ROSA: A Knowledge-based Solution for Robot Self-Adaptation
Gustavo Rezende Silva, Juliane Päßler, S. Lizeth Tapia Tarifa, Einar Broch Johnsen, Carlos Hernández Corbato
TL;DR
ROSA tackles the challenge of robust robot operation across diverse tasks and environments by introducing a knowledge-based framework that enables runtime task-and-architecture co-adaptation (TACA). It centralizes all adaptation knowledge in a reusable knowledge model and uses runtime reasoning (via TypeDB) to decide when and how to reconfigure both task execution and software architecture, interfacing with ROS 2, BTs, and PDDL planners.

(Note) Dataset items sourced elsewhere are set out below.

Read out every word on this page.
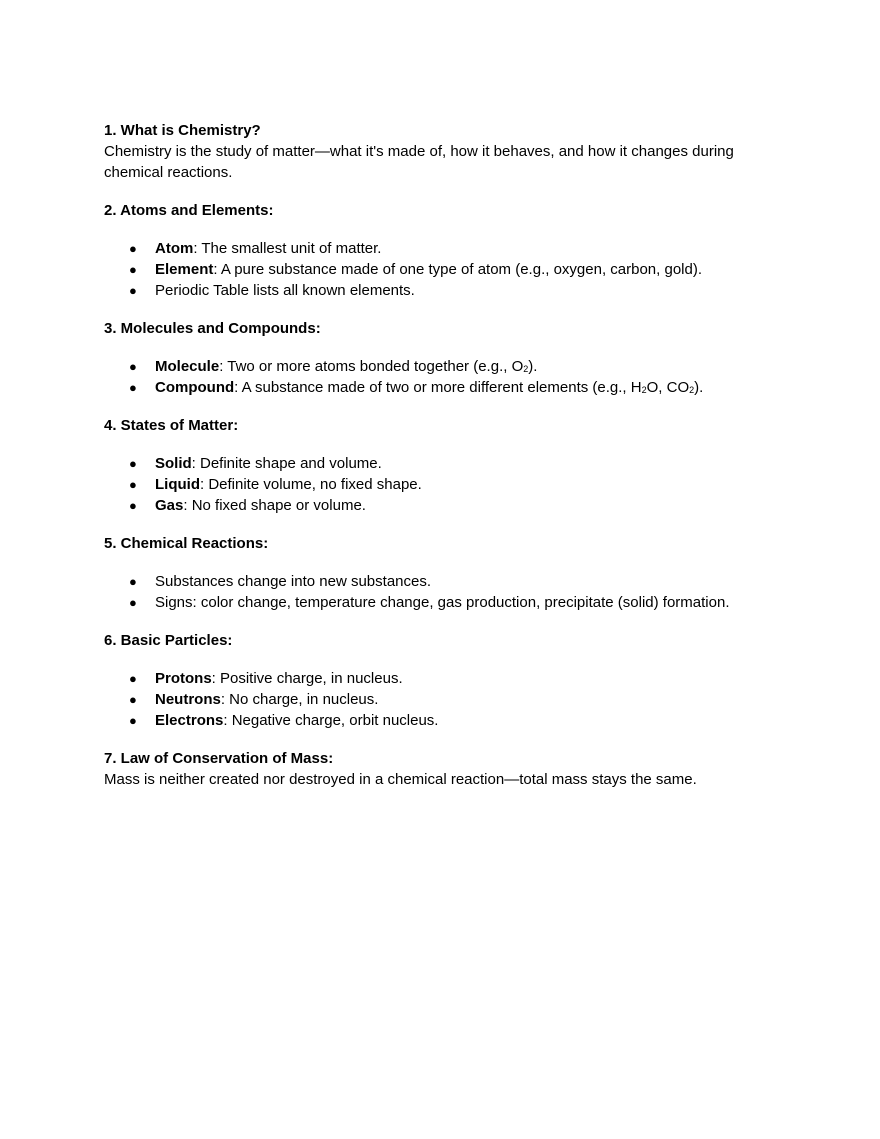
1. What is Chemistry?

Chemistry is the study of matter—what it's made of, how it behaves, and how it changes during chemical reactions.

2. Atoms and Elements:

● Atom: The smallest unit of matter.
● Element: A pure substance made of one type of atom (e.g., oxygen, carbon, gold).
● Periodic Table lists all known elements.

3. Molecules and Compounds:

● Molecule: Two or more atoms bonded together (e.g., $O_2$).
● Compound: A substance made of two or more different elements (e.g., $H_2O$, $CO_2$).

4. States of Matter:

● Solid: Definite shape and volume.
● Liquid: Definite volume, no fixed shape.
● Gas: No fixed shape or volume.

5. Chemical Reactions:

● Substances change into new substances.
● Signs: color change, temperature change, gas production, precipitate (solid) formation.

6. Basic Particles:

● Protons: Positive charge, in nucleus.
● Neutrons: No charge, in nucleus.
● Electrons: Negative charge, orbit nucleus.

7. Law of Conservation of Mass:

Mass is neither created nor destroyed in a chemical reaction—total mass stays the same.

The paper contributes a modular ROSA architecture, a reusable knowledge model capturing architectural, heuristic, and reconfiguration knowledge, and an open-source ROS 2-based implementation validated on the SUAVE underwater exemplar, demonstrating feasibility, reusability across domains, and scalable development effort. The results show ROSA can achieve effective TACA with competitive performance, enabling reuse across robotic systems and reducing bespoke adaptation effort, with future directions including learning-based adaptations and broader decision-making integrations.
Abstract
Autonomous robots must operate in diverse environments and handle multiple tasks despite uncertainties. This creates challenges in designing software architectures and task decision-making algorithms, as different contexts may require distinct task logic and architectural configurations. To address this, robotic systems can be designed as self-adaptive systems capable of adapting their task execution and software architecture at runtime based on their context.This paper introduces ROSA, a novel knowledge-based framework for RObot Self-Adaptation, which enables task-and-architecture co-adaptation (TACA) in robotic systems. ROSA achieves this by providing a knowledge model that captures all application-specific knowledge required for adaptation and by reasoning over this knowledge at runtime to determine when and how adaptation should occur. In addition to a conceptual framework, this work provides an open-source ROS 2-based reference implementation of ROSA and evaluates its feasibility and performance in an underwater robotics application. Experimental results highlight ROSA's advantages in reusability and development effort for designing self-adaptive robotic systems.